Amsterdam. Unser Autor hat über 500 Livekonzerte besucht, aber beim Trip nach Amsterdam zum Pearl-Jam-Auftritt, war alles anders.
Als bekennender Musik-Liebhaber habe ich weit über 500 Livekonzerte miterlebt. Egal, ob schubsend und schwitzend direkt vor der Bühne im winzig-kleinen Club oder hoch oben in der letzten Stadion-Reihe laut mitsingend: Überall wartete stets ein riesengroßer Spaß. Am vergangenen Sonntag war alles anders. Denn da wurde ein Auftritt kurzfristig abgesagt, als ich gerade am Halleneingang ankam. Was im ersten Moment nach Worst-Case-Szenario klingt, entwickelte sich zu nicht weniger als meinem besten Nicht-Konzert aller Zeiten.
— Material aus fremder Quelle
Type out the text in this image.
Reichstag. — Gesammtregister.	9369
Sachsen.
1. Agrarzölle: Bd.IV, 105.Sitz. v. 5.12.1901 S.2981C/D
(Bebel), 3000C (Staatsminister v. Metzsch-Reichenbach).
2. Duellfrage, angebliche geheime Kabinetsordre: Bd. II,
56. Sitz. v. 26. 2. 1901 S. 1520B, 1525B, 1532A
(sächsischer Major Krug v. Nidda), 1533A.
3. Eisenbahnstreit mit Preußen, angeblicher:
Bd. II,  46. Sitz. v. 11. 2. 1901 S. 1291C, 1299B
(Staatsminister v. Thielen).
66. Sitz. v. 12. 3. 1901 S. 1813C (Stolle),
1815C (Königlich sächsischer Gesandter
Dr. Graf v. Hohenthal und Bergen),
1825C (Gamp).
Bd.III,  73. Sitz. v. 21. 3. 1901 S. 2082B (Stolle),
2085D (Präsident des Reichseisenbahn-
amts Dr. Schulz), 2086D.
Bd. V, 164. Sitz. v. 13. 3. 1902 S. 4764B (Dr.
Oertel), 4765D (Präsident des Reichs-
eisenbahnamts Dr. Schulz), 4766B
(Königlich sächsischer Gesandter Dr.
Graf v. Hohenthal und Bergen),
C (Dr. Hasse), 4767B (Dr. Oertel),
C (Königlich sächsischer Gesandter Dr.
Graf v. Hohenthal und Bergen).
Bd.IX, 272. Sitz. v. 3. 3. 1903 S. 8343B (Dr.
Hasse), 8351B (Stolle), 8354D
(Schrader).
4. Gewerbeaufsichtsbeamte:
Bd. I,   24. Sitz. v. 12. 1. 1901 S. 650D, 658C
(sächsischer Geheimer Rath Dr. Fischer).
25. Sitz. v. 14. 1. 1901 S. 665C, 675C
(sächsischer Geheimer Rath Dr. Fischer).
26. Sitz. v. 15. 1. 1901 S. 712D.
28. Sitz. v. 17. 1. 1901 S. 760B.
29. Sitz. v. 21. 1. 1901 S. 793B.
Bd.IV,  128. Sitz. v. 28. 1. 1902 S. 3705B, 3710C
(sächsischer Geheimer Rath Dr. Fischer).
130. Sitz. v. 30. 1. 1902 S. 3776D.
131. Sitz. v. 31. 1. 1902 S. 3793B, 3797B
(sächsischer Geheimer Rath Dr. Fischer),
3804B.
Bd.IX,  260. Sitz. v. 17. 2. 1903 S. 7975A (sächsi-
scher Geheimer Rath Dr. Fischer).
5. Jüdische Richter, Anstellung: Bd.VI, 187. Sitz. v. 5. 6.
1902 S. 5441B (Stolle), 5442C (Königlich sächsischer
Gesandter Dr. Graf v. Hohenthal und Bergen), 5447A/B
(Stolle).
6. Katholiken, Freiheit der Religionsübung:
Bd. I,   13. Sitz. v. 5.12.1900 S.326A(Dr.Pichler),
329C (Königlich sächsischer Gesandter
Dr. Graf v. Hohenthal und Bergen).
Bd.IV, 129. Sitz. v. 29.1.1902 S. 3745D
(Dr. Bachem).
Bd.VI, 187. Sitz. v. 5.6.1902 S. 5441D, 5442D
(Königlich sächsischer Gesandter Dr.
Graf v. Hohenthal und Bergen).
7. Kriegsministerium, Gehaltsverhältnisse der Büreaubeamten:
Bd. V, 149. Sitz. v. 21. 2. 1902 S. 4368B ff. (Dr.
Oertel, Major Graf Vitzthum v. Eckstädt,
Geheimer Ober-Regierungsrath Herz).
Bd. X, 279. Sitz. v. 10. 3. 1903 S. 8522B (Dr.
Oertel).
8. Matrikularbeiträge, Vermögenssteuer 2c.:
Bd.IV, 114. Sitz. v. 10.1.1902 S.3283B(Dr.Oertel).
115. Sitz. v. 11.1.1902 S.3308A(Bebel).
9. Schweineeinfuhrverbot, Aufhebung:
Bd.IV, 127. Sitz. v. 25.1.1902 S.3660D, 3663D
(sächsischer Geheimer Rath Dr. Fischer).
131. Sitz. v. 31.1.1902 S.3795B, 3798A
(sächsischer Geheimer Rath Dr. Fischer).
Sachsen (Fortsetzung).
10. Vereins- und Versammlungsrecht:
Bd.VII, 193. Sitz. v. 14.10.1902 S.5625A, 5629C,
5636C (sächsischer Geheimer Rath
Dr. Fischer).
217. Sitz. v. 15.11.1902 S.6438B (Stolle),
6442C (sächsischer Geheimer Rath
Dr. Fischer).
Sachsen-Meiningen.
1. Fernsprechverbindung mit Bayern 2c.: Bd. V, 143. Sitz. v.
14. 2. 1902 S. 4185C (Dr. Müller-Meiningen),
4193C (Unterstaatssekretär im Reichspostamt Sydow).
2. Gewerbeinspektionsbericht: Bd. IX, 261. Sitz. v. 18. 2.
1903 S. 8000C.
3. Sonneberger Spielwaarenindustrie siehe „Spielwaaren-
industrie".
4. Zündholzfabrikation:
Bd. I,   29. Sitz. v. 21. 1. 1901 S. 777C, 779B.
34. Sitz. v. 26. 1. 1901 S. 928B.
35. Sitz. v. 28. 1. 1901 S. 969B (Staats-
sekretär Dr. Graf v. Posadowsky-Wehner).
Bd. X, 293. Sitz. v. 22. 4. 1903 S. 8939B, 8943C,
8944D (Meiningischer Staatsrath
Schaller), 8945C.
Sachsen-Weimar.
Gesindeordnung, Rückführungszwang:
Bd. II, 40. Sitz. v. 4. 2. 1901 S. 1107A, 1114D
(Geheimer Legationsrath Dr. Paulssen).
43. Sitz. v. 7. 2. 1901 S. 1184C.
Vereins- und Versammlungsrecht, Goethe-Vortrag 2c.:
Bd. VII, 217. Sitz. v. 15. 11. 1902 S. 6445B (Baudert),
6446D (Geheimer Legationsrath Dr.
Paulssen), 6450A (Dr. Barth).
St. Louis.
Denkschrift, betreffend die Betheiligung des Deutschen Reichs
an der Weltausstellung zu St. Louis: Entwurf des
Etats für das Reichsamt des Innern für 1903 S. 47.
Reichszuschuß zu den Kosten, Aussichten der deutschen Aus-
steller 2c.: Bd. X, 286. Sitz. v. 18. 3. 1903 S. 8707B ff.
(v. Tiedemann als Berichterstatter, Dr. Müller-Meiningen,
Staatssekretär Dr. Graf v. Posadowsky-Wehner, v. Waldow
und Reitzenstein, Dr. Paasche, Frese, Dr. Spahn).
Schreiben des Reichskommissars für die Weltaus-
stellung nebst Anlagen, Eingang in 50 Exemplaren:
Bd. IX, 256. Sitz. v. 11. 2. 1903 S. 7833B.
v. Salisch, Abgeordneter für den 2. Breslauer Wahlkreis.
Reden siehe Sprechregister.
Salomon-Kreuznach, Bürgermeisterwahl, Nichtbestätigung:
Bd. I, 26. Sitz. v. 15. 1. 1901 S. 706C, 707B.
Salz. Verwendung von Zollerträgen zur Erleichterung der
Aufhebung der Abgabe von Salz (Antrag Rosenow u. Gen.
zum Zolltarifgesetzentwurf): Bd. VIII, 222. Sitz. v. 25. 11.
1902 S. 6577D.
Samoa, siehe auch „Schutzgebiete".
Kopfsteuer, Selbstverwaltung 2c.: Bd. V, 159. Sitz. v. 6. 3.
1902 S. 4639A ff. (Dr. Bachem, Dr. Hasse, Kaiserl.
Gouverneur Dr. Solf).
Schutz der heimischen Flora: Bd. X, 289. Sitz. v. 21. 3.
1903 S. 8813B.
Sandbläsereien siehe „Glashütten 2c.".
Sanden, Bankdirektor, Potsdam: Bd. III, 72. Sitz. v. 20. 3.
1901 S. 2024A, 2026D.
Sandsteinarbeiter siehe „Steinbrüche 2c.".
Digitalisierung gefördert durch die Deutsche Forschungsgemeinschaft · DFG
Der Reihe nach: Ich bin ein großer Fan von Pearl Jam. Es war Anfang der 90er-Jahre, als die Band aus Seattle ihr Debütalbum „Ten“ herausbrachte und damit quasi über Nacht das Musikbusiness mit auf den Kopf stellte. Fast zeitgleich traten auch ähnlich wild auftretende Formationen wie Nirvana, Soundgarden und Alice in Chains ins Scheinwerferlicht. Ihre raue, ungeschliffenere Art der Rock-Musik bekam einen eigenen Stempel aufgedrückt: Grunge! Und Pearl Jam zählte gleich zu den Granden dieses neuen Genres.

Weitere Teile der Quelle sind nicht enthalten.